When I left my first apartment in 1996, I left behind all of the goods that my parent’s had gifted to me to make apartment life better, my desk, my furniture, cutlery, a vacuum cleaner, dishes, a microwave and random things. All left, all listed with prices and resale vales to cover a bill my old landlord had given me for a backed up toilet. 80 dollars. The landlord had rejected the notion that I be allowed to have Jen stay overnight or on the weekends, she was living with me, but the landlord had wanted her to pay rent while sleeping in my one room. She moved into her own place, but visited frequently, the landlord felt she was over enough to pay rent (how many times have you heard that line from a parent) and so he actually called the police over it. The police asked me if I wanted to charge the landlord with harassment and urged me to move. I moved.

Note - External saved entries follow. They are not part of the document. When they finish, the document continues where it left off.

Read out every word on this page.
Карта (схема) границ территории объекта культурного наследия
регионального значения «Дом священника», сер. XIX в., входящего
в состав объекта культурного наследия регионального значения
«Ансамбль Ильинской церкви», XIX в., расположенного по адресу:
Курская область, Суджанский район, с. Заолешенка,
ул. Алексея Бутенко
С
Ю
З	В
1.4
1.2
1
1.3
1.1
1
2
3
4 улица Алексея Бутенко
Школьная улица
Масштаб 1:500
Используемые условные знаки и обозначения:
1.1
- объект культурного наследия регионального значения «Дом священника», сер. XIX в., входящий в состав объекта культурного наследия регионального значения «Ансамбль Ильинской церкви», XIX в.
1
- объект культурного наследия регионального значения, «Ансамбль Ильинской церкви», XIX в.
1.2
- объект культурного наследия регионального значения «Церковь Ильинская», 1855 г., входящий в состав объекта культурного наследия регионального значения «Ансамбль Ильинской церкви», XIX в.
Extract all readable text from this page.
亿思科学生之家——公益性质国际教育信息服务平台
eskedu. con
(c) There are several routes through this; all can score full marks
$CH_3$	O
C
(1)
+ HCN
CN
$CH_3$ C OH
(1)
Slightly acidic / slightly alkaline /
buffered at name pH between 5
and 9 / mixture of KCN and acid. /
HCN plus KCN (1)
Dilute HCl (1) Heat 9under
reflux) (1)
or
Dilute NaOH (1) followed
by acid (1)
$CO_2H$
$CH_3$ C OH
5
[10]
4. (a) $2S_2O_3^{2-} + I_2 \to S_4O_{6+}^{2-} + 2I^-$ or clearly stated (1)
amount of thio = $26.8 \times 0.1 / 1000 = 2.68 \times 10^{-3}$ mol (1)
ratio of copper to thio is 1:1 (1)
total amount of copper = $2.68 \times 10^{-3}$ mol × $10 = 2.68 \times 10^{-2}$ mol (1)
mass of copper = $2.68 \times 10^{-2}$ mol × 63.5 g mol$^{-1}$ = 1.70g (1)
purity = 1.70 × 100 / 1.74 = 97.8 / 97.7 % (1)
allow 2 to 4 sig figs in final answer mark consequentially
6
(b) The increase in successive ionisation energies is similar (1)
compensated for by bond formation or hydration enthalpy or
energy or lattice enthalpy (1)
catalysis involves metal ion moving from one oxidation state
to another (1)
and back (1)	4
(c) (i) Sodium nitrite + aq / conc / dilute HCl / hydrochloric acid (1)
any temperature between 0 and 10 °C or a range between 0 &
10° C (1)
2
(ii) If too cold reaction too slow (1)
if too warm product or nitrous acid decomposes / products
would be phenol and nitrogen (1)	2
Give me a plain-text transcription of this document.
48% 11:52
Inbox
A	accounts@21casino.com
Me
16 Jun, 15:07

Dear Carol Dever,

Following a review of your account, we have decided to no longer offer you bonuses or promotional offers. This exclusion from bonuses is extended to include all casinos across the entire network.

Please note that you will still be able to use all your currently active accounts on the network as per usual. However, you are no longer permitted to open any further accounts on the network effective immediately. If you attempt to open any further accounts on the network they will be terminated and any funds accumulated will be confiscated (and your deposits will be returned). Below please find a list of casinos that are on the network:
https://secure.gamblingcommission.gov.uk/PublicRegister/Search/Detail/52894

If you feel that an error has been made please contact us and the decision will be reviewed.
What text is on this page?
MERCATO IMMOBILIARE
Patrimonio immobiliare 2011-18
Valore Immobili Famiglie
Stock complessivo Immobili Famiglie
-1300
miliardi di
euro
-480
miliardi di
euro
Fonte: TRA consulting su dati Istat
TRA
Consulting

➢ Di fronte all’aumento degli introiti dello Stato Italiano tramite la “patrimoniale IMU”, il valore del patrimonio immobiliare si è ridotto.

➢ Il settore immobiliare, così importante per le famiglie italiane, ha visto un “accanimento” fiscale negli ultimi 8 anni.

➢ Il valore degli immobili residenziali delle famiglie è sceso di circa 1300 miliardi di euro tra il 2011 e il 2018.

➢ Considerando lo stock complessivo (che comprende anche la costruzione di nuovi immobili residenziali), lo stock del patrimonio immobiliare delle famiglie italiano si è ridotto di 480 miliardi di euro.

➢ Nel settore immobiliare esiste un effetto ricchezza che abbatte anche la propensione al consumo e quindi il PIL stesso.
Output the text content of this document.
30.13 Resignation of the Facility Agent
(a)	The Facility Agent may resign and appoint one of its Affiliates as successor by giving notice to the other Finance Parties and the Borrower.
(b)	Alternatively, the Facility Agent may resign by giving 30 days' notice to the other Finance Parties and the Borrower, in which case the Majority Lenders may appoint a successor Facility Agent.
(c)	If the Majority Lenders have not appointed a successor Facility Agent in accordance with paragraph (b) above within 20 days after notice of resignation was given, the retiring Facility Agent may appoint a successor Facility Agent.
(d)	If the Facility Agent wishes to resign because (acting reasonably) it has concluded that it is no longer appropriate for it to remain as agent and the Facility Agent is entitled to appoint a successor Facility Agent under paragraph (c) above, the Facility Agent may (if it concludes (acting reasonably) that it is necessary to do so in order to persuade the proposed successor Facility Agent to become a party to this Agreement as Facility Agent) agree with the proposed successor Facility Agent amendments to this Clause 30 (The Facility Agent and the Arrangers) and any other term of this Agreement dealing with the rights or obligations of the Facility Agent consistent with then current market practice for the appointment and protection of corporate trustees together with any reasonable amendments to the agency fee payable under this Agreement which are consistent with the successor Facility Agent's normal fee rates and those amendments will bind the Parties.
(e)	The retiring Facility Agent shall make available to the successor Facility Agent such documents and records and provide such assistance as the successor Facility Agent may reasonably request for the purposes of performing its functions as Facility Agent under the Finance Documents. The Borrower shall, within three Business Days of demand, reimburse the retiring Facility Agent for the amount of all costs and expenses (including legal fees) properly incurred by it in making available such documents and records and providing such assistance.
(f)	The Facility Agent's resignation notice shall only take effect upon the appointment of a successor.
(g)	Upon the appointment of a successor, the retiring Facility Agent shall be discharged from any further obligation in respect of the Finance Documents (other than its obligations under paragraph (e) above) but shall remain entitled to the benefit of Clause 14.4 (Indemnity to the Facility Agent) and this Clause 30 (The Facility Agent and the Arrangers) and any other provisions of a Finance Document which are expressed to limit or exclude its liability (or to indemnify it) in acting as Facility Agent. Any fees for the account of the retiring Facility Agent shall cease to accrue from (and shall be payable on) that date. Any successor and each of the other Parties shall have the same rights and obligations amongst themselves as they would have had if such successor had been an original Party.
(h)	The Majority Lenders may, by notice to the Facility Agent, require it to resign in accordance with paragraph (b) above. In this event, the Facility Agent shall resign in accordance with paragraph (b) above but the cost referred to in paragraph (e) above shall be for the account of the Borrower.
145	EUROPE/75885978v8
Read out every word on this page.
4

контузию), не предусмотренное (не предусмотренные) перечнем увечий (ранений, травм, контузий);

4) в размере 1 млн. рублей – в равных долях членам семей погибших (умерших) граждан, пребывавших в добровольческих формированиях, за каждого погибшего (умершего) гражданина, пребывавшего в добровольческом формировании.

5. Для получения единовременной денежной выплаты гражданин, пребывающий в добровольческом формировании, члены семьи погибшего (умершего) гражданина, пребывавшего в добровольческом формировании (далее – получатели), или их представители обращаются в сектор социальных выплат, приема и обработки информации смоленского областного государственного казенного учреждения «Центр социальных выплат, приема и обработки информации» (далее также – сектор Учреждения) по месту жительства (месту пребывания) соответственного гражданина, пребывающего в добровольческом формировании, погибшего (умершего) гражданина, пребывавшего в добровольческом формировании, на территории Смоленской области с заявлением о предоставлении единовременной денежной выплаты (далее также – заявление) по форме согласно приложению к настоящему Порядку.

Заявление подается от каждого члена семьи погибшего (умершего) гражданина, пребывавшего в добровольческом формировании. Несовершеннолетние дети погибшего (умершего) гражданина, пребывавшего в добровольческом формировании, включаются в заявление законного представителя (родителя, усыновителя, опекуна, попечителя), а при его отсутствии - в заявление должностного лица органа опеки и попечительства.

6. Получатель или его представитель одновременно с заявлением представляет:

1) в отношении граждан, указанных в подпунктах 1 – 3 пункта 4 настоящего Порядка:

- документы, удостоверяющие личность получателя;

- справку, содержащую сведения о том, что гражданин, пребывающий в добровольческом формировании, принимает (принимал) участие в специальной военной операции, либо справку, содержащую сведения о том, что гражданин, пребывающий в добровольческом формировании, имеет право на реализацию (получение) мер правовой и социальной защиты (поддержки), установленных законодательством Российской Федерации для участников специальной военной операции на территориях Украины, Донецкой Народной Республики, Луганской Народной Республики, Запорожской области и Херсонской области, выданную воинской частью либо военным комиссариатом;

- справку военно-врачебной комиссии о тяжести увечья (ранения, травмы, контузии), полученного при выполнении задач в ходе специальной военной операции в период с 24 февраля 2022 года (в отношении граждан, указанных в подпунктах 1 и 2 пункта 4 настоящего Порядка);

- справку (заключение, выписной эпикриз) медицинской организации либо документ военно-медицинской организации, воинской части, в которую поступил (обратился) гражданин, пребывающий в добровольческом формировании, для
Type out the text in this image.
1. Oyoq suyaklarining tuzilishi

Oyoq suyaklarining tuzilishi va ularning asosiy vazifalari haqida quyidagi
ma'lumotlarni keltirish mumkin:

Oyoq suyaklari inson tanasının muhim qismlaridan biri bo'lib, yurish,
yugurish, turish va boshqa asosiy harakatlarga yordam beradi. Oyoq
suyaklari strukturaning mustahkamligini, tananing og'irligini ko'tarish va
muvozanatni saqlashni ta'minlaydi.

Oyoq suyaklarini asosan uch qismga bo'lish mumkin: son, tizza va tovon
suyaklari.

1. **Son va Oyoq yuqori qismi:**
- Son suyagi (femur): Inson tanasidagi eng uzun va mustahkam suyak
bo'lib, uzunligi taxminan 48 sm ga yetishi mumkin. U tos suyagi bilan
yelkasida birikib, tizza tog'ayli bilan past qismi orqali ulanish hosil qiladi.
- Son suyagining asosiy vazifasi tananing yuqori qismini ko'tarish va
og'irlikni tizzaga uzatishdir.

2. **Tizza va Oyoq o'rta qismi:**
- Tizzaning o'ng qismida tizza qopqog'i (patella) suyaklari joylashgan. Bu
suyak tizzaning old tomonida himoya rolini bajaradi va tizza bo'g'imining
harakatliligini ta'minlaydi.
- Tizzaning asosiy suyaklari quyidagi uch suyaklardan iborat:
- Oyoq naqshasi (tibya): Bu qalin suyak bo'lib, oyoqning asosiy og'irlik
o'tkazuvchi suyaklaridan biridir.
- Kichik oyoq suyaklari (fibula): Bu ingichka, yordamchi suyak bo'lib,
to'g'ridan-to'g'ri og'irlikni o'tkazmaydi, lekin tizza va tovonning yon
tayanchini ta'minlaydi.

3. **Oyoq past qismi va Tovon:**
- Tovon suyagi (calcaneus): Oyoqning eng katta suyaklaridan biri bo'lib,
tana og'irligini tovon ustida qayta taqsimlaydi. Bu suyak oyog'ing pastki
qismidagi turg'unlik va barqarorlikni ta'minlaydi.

When we move on, we leave some of our stuff behind, its inevitable. We live anywhere long enough and we leave an indellible mark, beyond the stains, on a place. That townhome in Eugene might not have the pencil marks on the underside of the counters anymore, but it probably still feels like a home that as loved. When I leave the condo i live in now, it will probably feel like leaving home again. Sometimes a trash-out is the only way to say goodbye to home.